The Pokrovsky Ensemble began as collectors of folk songs, travelling throughout Russian villages and rural farming areas. Since 1973, its members have built a living library of over 2,000 songs. Their collection includes medieval Russian village music, religious music of the country's old and new faiths and modern works of Soviet composers.

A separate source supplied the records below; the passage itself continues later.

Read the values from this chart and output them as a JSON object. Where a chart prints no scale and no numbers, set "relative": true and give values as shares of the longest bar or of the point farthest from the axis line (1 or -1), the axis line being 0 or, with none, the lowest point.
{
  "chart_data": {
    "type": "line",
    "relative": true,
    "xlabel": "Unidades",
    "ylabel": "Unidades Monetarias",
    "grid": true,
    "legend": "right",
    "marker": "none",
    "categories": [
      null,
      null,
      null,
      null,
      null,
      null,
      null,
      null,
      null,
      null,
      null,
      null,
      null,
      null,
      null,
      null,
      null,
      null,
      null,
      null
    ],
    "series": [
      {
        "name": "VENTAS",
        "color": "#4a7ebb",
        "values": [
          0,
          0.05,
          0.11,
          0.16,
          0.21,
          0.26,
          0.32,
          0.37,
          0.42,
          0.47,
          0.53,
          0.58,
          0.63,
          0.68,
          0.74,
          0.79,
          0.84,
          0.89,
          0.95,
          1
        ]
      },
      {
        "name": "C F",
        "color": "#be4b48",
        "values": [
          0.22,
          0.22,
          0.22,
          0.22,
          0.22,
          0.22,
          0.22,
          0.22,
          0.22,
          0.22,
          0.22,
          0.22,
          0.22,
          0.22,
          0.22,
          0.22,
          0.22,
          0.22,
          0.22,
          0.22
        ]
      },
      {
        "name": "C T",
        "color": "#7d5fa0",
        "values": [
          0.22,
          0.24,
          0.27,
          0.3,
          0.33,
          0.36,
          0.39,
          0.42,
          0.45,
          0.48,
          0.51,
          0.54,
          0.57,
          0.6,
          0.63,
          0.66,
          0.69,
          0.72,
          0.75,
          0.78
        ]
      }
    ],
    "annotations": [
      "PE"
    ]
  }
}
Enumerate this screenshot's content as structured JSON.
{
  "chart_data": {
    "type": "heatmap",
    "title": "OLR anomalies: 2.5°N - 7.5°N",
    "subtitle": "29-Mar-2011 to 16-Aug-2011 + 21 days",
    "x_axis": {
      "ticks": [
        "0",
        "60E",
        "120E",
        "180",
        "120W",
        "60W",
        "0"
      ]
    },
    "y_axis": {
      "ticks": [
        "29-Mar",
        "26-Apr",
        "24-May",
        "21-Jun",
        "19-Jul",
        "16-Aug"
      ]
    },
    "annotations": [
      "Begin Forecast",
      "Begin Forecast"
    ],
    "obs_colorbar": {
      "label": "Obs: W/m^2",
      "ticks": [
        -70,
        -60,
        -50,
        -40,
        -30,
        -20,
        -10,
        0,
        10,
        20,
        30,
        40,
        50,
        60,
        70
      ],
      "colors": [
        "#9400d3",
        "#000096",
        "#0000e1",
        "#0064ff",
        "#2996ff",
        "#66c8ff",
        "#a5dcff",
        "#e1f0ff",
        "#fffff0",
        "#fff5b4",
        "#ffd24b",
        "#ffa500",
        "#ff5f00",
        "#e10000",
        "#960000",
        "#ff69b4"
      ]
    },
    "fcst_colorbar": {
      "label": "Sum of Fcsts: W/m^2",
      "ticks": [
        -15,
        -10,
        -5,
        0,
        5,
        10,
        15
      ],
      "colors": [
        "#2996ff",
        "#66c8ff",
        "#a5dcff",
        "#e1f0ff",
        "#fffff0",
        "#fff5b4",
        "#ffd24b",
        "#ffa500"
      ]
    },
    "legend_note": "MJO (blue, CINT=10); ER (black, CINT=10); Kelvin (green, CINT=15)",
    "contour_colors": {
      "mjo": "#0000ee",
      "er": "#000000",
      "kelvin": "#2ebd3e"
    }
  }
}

In a 1995 interview with The Boston Globe, founder Dmitri Pokrovsky said that from the beginning the ensemble achieved a loyal following among both Russia's intelligentsia and general public. But there was deep trouble with the authorities, whose communist dogma placed a very different emphasis on the proper role of folkways in art. In 1980 the Ministry of Culture banned the troupe from performing in Moscow, and its recordings for state radio were erased. It was six years before conditions began to improve. In the meantime, the group supported itself by performing outside of Moscow. "Making Music Together," a 1988 international festival held in Boston, provided their first trip to the United States. Pokrovsky remembered it as "the beginning of a new life for our group."
The 11-member troupe has now toured the United States, Europe and Japan. Wearing traditional Russian village costumes and performing on ancient instruments, its concerts feature lively recreations of village dances and pagan rituals, some of them more than 2,000 years old. It has been featured on the Today Show, Sunday Morning with Charles Kuralt and more than two dozen motion pictures.
Earlier this year, Pokrovsky passed away from heart complications. The group has dedicated its remaining 1996 tour performances to the man whose spirit is thoroughly interwoven in the melodies and dances that he helped to revive.
The Dmitri Pokrovsky Ensemble performance is the second performance of the Hamilton Performing Arts Series. Additional performances in the series include Sol y Canto, Friday, Feb. 14; Huun-Huur-Tu Music of Tuva, Thursday, Feb. 27; and National Theatre of the Deaf's presentation of Curiouser and Curiouser, Sunday, March 9. Tickets for the series, including the Dmitri Pokrovsky Ensemble performance, are $40 for the general public and $10 for students.